Średnio mi się widziało lepić takie paluszki, ale akurat po innym wypieku zostały mi 2 białka, więc kapitulowałam.
W sumie słusznie - dziecku bardzo podeszły. Idealne do małej rączki, której właściciel po troszku je sobie podjada :)
Zbyt krótko je wyrabiałam - czekolada powinna mieć czas rozgrzać się od ciepła dłoni, żeby zdążyła się rozpuścić. Ale - przyznaje uczciwie - po mozolnym tarciu całej tabliczki nic więcej mi się nie chciało. Wyglądają bardziej jak pieguski niż paluszki czekoladowe, ale mam nadzieję, że będziecie mieć do tego więcej cierpliwości i wasze paluszki będą całe brązowe.

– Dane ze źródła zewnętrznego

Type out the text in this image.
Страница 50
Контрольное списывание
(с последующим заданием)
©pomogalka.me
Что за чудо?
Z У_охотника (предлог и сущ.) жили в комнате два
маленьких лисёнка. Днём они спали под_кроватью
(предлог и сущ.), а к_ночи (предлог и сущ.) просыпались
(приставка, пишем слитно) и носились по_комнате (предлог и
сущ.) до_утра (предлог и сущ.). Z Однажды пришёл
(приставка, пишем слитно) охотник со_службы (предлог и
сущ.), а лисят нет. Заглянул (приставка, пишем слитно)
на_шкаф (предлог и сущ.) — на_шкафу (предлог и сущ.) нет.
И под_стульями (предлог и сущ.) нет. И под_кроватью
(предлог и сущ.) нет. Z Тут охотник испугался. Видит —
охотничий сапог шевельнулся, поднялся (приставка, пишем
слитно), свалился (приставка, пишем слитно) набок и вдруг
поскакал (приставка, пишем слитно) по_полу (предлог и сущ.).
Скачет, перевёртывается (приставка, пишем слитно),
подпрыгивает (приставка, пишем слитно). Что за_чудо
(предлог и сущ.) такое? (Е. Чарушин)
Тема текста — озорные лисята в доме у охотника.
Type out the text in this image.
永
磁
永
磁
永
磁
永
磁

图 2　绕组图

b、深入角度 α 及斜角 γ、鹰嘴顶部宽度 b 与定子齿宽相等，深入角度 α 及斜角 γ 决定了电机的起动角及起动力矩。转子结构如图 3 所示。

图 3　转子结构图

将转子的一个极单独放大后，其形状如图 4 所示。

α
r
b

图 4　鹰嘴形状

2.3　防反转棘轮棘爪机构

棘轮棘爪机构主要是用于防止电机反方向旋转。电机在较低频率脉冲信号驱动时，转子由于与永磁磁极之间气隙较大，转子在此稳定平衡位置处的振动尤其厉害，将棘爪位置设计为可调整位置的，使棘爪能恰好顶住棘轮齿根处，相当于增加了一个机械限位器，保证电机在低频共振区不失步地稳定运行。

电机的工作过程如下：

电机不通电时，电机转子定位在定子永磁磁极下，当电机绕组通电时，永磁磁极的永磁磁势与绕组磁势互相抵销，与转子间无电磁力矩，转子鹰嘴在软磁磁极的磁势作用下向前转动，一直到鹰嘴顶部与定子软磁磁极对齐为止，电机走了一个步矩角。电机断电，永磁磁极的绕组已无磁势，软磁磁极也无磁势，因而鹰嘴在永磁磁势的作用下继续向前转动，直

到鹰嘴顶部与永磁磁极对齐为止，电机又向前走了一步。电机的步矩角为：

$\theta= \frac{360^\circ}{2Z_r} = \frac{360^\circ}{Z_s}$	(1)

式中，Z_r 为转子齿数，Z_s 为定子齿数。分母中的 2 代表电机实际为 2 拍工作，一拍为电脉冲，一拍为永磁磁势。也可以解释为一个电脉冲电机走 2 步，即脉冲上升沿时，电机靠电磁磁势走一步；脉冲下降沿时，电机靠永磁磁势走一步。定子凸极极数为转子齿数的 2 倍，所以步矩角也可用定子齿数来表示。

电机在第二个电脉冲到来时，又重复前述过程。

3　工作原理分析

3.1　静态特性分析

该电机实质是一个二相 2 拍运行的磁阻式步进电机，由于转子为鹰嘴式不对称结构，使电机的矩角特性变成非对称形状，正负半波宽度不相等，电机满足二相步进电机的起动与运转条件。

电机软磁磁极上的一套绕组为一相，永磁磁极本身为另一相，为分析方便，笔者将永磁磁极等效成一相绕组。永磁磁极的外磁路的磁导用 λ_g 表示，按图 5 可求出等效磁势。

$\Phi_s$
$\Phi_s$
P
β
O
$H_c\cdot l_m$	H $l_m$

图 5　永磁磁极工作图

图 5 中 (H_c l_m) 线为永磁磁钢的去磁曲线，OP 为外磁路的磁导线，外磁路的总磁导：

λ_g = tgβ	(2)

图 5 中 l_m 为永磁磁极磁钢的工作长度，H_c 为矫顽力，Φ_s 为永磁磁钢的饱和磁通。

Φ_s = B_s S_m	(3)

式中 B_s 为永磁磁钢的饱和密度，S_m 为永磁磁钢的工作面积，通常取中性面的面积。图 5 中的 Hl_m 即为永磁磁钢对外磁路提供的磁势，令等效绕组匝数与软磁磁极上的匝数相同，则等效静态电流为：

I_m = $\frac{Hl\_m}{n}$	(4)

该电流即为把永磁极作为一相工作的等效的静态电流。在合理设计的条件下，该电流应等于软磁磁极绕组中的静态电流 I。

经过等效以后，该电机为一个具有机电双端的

Jeśli chcecie bardzo słodkich paluszków - użyjcie mlecznej czekolady. Ja użyłam gorzkiej. Do tych paluszków nie ja dodaje cukru, więc cała słodycz pochodzić będzie właśnie z czekolady.
Paluszki czekoladowe
(15- 30 szt. zależnie od grubości i długości)
- 2 białka,
- 1 i 1/3 szkl. mąki pszennej (ok. 220g),
- 50 g masła,
- łyżeczka cukru waniliowego,
- tabliczka gorzkiej czekolady (100g)
Czekoladę zetrzeć na tarce o drobnych oczkach.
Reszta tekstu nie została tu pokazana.